Mientras, en el caldero de cobre, la machorra cocía lentamente. El zagal, con la espumadera, quitaba sin cesar la grasa de encima del guiso, la rebañaba de los bordes y la echaba en una lata vacía de conserva de la que los careos no se apartaban. El hombre de más respeto se acercó al caldero, pinchó un trozo de carne con la navaja, la probó y sentenció que le faltaba sal, que estaba poco sabida. Él mismo tomó un puñado de sal del costal y la vertió sobre el guiso; cogió unas guindillas y las añadió; tomó la botella mediada de brandi y la vació en la caldereta. Él mismo, partió las hogazas por la mitad, la mitad en dos trozos y fue repartiendo entre todos los presentes. Por turnos se fueron acercando al caldero, untando el pan en el caldo espeso y colocando sobre él tajadas, las que se pinchaban, sin elegir. El hombre de más respeto mandó preparar unas colodras para cada uno de los tres pastores enfermos, ausentes del banquete y mandó a sendos chavales a llevarlos a sus casas.

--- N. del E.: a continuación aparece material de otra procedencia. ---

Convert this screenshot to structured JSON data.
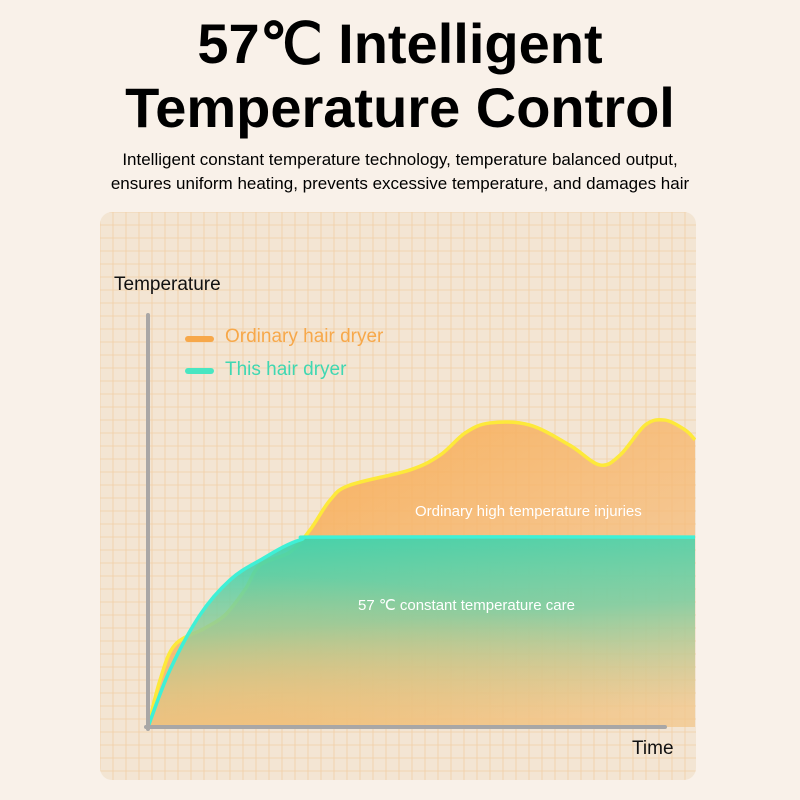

Mientras comían y bebían hablaban de montazgos y roblas, de puertos reales y servicios, de ailones, apriscos y ahijadas. Las mujeres movían la cabeza pensando que también debían haber cocinado huevos asesados y, de haber sido tiempo, la tortilla merina. Hablaban también de remiendos en angorras y zahones.

Degustada que fue la recia caldera, en pequeños vasos de barro se sirvió el café de puchero al que se le había introducido un tizón. El tío Benito y el tío Retógenes sacaron del bolsillo interior de la chaqueta de pana una gaita y dejaron escuchar los sones tristes de la cancioncilla serrana "Ya se van los pastores".